Sapevo che poteva diventare un ottimo servitore. Per me deve ancora migliorare, non siamo arrivati al punto finale, ci siamo concentrati sua sulla prima di servizio sia sulla seconda. Sulla prima abbiamo lavorato per fargli avere più punti “gratis”, sulla seconda invece abbiamo puntato a renderlo meno attaccabile. Tornando indietro un paio di anni lui giocava sempre la seconda nella stessa maniera, ovvero corpo-rovescio. Adesso invece può variare tutti gli angoli, può tirare veloce o con rotazione, e questo fa si che quando si va a giocare con giocatori come Djokovic che mettono pressione in risposta questo non avvenga.

D. Pensando alla finale, quali saranno le difficoltà maggiori che si incontreranno con Medvedev o con Zverev?

SIMONE VAGNOZZI: Credo che il livello di difficoltà sia uguale. Zverev sta servendo benissimo, fisicamente sta molto bene. Medvedev è un grande campione, quindi non ci sono troppe differenze tra giocare con l’uno o con l’altro.

D. C’è un’abitudine, una parte di routine che è stata aggiunta prima di questo torneo e che è stata mantenuta per tutte le sei partite?

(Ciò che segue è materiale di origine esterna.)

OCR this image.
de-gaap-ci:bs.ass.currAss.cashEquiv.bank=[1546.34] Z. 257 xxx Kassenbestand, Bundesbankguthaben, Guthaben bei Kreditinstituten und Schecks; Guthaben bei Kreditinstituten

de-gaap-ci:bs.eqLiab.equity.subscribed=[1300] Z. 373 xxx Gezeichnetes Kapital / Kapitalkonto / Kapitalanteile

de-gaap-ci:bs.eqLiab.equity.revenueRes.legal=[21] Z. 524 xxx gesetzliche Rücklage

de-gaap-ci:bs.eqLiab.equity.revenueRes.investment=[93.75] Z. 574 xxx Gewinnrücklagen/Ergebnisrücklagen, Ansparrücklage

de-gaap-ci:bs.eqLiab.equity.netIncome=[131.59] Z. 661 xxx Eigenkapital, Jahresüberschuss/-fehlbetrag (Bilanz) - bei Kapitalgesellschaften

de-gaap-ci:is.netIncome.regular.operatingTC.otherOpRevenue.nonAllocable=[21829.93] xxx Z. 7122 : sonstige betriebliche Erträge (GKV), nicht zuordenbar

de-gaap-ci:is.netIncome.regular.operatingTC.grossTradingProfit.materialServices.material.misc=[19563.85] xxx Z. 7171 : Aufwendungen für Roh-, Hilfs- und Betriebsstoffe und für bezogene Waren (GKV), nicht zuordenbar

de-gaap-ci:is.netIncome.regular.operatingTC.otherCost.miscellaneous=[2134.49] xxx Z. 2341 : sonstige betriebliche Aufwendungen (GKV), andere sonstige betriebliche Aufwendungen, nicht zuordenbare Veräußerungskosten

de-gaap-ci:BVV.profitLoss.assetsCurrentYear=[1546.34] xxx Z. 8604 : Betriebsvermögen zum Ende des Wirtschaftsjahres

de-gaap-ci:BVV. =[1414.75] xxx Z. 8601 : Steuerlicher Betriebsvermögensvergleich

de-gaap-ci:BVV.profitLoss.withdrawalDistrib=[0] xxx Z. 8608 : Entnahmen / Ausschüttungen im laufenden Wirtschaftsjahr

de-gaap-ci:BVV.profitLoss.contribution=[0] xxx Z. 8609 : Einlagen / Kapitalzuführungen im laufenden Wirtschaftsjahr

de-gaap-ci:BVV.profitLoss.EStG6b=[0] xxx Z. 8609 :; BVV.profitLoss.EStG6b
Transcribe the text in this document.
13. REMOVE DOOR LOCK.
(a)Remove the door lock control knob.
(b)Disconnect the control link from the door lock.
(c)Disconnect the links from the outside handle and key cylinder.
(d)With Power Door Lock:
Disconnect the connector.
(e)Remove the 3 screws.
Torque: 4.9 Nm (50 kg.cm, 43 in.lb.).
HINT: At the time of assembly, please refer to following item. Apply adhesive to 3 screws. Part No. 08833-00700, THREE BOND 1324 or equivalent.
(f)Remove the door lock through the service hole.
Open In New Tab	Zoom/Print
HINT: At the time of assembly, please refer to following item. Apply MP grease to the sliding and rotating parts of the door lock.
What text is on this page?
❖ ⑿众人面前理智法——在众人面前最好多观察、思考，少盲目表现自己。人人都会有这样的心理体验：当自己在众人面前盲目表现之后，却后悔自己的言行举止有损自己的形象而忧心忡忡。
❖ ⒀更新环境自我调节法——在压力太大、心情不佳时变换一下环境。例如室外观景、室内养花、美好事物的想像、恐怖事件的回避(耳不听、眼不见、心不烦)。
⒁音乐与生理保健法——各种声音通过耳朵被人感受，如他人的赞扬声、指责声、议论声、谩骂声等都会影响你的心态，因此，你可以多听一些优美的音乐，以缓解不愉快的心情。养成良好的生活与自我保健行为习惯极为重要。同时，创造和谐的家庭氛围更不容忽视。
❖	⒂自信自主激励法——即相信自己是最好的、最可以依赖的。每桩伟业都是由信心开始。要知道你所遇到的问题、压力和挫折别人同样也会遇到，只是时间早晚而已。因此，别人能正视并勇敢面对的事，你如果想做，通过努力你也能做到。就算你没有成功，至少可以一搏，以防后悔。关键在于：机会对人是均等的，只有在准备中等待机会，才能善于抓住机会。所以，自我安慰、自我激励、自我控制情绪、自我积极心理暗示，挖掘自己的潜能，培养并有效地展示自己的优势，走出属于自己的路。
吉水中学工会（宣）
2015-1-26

SIMONE VAGNOZZI: Tutto è abbastanza simile agli alti tornei, cerchiamo di organizzare il giorno del match nella giornata precedente. Come diceva Darren prima, Jannik bisogna un po’ fermarlo: quando abbiamo iniziato a lavorare insieme, se non giocava almeno un’ora e mezzo o due ogni giorno andava in paranoia. Adesso invece riesce anche a stare in campo meno: l’altro giorno siamo riusciti a stare in campo solo 40 minuti, a Shanghai mi ricordo che un giorno non siamo nemmeno andati al circolo quando avevamo due giorni di pausa tra i match. Dobbiamo sempre capire qual è la scelta migliore, se preservarlo nello sforzo per recuperare più energia oppure se è necessario farli sentire la palla

DARREN CAHILL: L’unica cosa che abbiamo cambiato è stata la rinuncia a giocare tornei prima dell’Australian Open. Eravamo preoccupati su come si sarebbe riusciti a mantenerlo al livello raggiunto alla fine dello scorso anno, considerando come stava giocando bene alla fine della stagione. A volte è rischioso togliere il piede dal pedale, arrivare al primo incontro della stagione in uno Slam, ma lui ha accettato la situazione, ha accettato la sfida e ha giocato benissimo nei primi turni.